Hyperpigmentation Treatment: How to Fade Dark Spots, Melasma, and Uneven Skin Tone

Hyperpigmentation is one of the most common skincare concerns worldwide, affecting every skin tone, age group, and gender. Whether you are dealing with post-acne marks, sun spots, melasma, or general unevenness, the frustration is universal: these dark patches are stubborn, slow to fade, and can return with even minor sun exposure.

The good news is that hyperpigmentation is treatable. The key is understanding which type you have, choosing the right ingredients, and being patient with a consistent routine.

Understanding Hyperpigmentation Types

Post-Inflammatory Hyperpigmentation (PIH)

What it is: Dark marks left behind after inflammation. Acne, eczema, cuts, burns, or any skin trauma can trigger PIH. The inflammation stimulates excess melanin production in the affected area.
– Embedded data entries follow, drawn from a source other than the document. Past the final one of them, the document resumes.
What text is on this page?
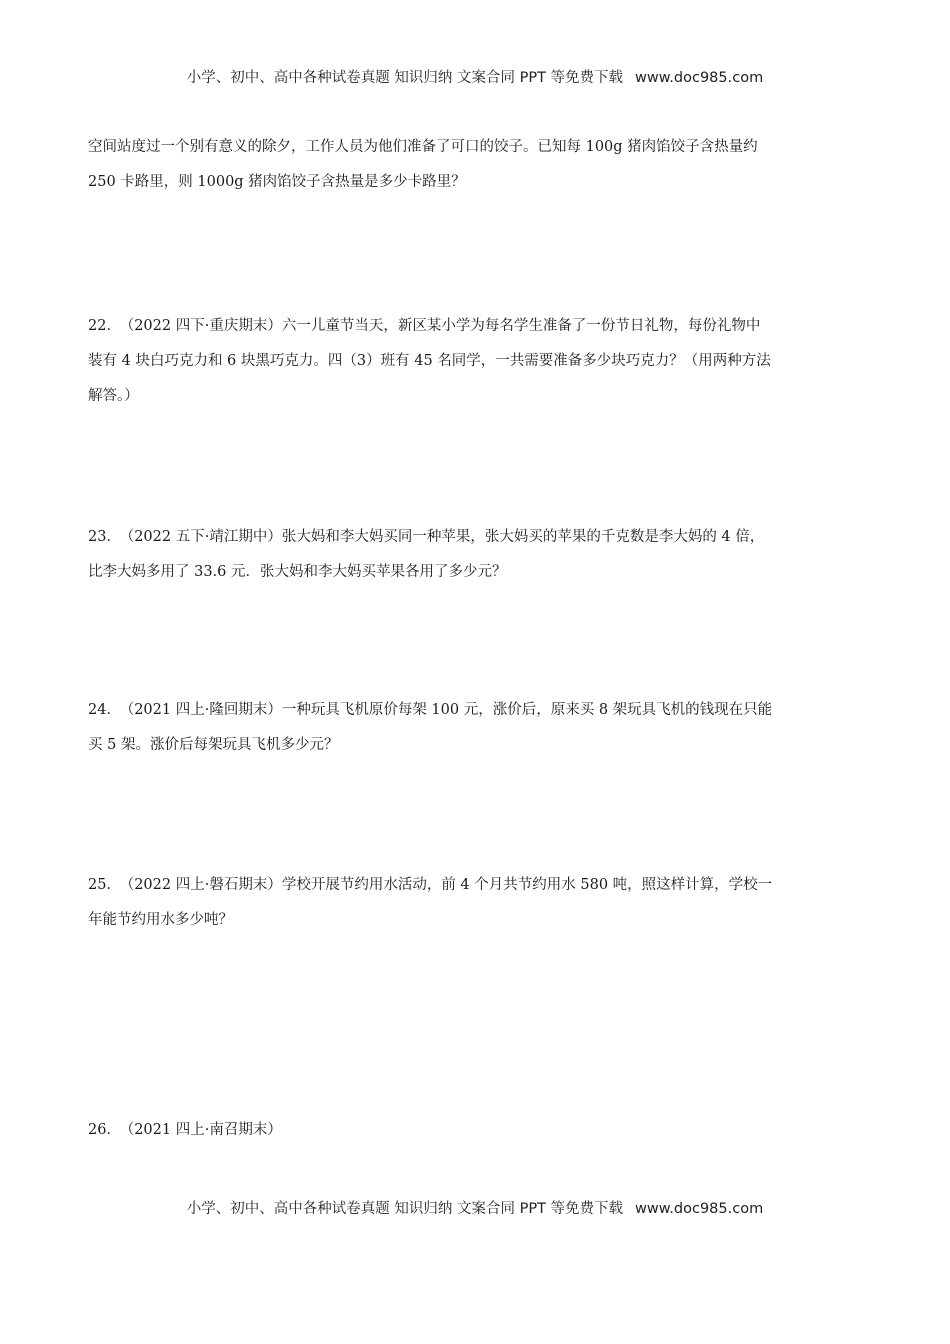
小学、初中、高中各种试卷真题 知识归纳 文案合同 PPT 等免费下载 www.doc985.com
空间站度过一个别有意义的除夕，工作人员为他们准备了可口的饺子。已知每 100g 猪肉馅饺子含热量约
250 卡路里，则 1000g 猪肉馅饺子含热量是多少卡路里？
22． （2022 四下·重庆期末）六一儿童节当天，新区某小学为每名学生准备了一份节日礼物，每份礼物中
装有 4 块白巧克力和 6 块黑巧克力。四（3）班有 45 名同学，一共需要准备多少块巧克力？（用两种方法
解答。）
23． （2022 五下·靖江期中）张大妈和李大妈买同一种苹果，张大妈买的苹果的千克数是李大妈的 4 倍，
比李大妈多用了 33.6 元．张大妈和李大妈买苹果各用了多少元？
24． （2021 四上·隆回期末）一种玩具飞机原价每架 100 元，涨价后，原来买 8 架玩具飞机的钱现在只能
买 5 架。涨价后每架玩具飞机多少元？
25． （2022 四上·磐石期末）学校开展节约用水活动，前 4 个月共节约用水 580 吨，照这样计算，学校一
年能节约用水多少吨？
26． （2021 四上·南召期末）
小学、初中、高中各种试卷真题 知识归纳 文案合同 PPT 等免费下载 www.doc985.com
Who gets it: Everyone, but it is more common and more persistent in medium to deep skin tones (Fitzpatrick types III-VI) because these skin types produce melanin more readily.

Appearance: Flat, discolored patches that range from pink or red (in lighter skin) to brown or dark brown (in darker skin). They are not raised or textured.

Prognosis: PIH fades on its own over time (months to years), but treatment significantly accelerates the process. With proper treatment and sun protection, most PIH fades within 3-12 months.

Sun Spots (Solar Lentigines)

What it is: Flat, brown spots caused by cumulative UV exposure. Also called age spots or liver spots.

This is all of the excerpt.